Centre de recherche de l'Institut universitaire de gériatrie de Montréal, Montréal, QC, Canada; Department of Psychology, Université de Montréal, Montréal, QC, Canada.
Memory and Aging Center, Department of Neurology, University of California, San Francisco, CA, United States; Department of Neurology, Dyslexia Center, University of California, San Francisco, CA, United States.
Handb Clin Neurol. 2022;187:429-448. doi: 10.1016/B978-0-12-823493-8.00011-0.
Frontotemporal dementia (FTD) is an umbrella term covering a plethora of progressive changes in executive functions, motor abilities, behavior, and/or language. Different clinical syndromes have been described in relation to localized atrophy, informing on the functional networks that underlie these specific cognitive, emotional, and behavioral processes. These functional declines are linked with the underlying neurodegeneration of frontal and/or temporal lobes due to diverse molecular pathologies. Initially, the accumulation of misfolded proteins targets specifically susceptible cell assemblies, leading to relatively focal neurodegeneration that later spreads throughout large-scale cortical networks. Here, we discuss the most recent clinical, neuropathological, imaging, and genetics findings in FTD-spectrum syndromes affecting the temporal lobe. We focus on the semantic variant of primary progressive aphasia and its mirror image, the right temporal variant of FTD. Incipient focal atrophy of the left anterior temporal lobe (ATL) manifests with predominant naming, word comprehension, reading, and object semantic deficits, while cases of predominantly right ATL atrophy present with impairments of socioemotional, nonverbal semantic, and person-specific knowledge. Overall, the observations in FTD allow for crucial clinical-anatomic inferences, shedding light on the role of the temporal lobes in both cognition and complex behaviors. The concerted activity of both ATLs is critical to ensure that percepts are translated into concepts, yet important hemispheric differences should be acknowledged. On one hand, the left ATL attributes meaning to linguistic, external stimuli, thus supporting goal-oriented, action-related behaviors (e.g., integrating sounds and letters into words). On the other hand, the right ATL assigns meaning to emotional, visceral stimuli, thus guiding socially relevant behaviors (e.g., integrating body sensations into feelings of familiarity).
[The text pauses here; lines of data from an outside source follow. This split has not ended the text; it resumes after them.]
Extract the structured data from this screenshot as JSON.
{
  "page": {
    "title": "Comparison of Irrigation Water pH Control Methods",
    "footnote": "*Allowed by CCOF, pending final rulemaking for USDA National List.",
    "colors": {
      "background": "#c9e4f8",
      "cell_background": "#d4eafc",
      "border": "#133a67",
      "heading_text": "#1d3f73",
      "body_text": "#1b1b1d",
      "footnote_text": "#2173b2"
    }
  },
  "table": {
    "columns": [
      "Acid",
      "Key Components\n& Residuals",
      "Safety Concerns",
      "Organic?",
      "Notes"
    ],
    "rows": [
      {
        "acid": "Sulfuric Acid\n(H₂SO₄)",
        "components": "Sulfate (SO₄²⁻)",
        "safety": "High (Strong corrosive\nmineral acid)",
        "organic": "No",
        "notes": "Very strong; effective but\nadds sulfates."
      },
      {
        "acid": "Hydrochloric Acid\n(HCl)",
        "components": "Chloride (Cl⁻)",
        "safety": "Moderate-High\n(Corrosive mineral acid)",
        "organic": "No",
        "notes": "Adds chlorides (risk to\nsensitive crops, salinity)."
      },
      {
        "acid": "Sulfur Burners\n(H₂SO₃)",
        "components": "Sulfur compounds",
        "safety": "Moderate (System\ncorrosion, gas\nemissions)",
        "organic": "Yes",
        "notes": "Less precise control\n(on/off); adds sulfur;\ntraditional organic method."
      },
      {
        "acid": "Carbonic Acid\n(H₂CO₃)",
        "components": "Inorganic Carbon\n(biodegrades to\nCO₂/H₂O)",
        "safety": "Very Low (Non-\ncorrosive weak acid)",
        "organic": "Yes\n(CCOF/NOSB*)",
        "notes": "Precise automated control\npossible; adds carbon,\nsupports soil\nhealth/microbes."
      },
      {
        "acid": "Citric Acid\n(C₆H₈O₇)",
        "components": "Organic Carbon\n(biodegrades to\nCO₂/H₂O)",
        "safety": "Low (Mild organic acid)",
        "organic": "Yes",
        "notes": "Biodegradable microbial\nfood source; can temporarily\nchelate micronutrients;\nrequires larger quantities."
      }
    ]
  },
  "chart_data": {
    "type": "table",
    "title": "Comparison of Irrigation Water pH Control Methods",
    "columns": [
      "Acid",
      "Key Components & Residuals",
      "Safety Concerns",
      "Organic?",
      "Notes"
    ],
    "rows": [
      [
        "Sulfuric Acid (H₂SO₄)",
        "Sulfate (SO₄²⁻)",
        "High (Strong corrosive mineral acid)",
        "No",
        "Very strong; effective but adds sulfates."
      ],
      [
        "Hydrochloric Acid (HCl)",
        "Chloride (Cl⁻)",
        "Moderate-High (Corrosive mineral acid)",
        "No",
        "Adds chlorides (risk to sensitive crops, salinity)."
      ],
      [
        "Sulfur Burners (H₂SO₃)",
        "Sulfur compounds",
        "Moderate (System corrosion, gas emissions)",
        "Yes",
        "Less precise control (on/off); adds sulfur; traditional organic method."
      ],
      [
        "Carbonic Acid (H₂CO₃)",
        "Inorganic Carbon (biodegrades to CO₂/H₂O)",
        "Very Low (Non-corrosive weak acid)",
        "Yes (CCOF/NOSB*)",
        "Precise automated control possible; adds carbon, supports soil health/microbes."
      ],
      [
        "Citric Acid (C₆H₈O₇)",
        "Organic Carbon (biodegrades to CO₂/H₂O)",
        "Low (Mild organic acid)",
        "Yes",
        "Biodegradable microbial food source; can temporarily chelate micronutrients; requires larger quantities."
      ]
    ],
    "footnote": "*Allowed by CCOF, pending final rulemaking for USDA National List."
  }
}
额颞叶痴呆(FTD)是一个涵盖广泛的执行功能、运动能力、行为和/或语言进行性变化的总称。已经描述了与局部萎缩相关的不同临床综合征,这些综合征为这些特定认知、情感和行为过程的功能网络提供了信息。这些功能下降与由于不同分子病理学导致的额颞叶的潜在神经退行性变有关。最初,错误折叠蛋白的积累专门针对易受影响的细胞集合,导致相对局灶性的神经退行性变,随后扩散到大规模皮质网络中。在这里,我们讨论了影响颞叶的 FTD 谱综合征的最新临床、神经病理学、影像学和遗传学发现。我们专注于原发性进行性失语症的语义变体及其镜像,即 FTD 的右侧颞叶变体。左前颞叶(ATL)的起始局灶性萎缩表现为主要命名、单词理解、阅读和物体语义缺陷,而主要右 ATL 萎缩的病例则表现为社会情感、非言语语义和特定于人的知识受损。总体而言,FTD 的观察结果可以做出重要的临床解剖学推论,阐明颞叶在认知和复杂行为中的作用。两个 ATL 的协同活动对于确保感知转化为概念至关重要,但应该承认重要的半球差异。一方面,左 ATL 赋予语言、外部刺激以意义,从而支持以目标为导向、与行为相关的行为(例如,将声音和字母整合到单词中)。另一方面,右 ATL 赋予情感、内脏刺激以意义,从而指导与社会相关的行为(例如,将身体感觉整合到熟悉感中)。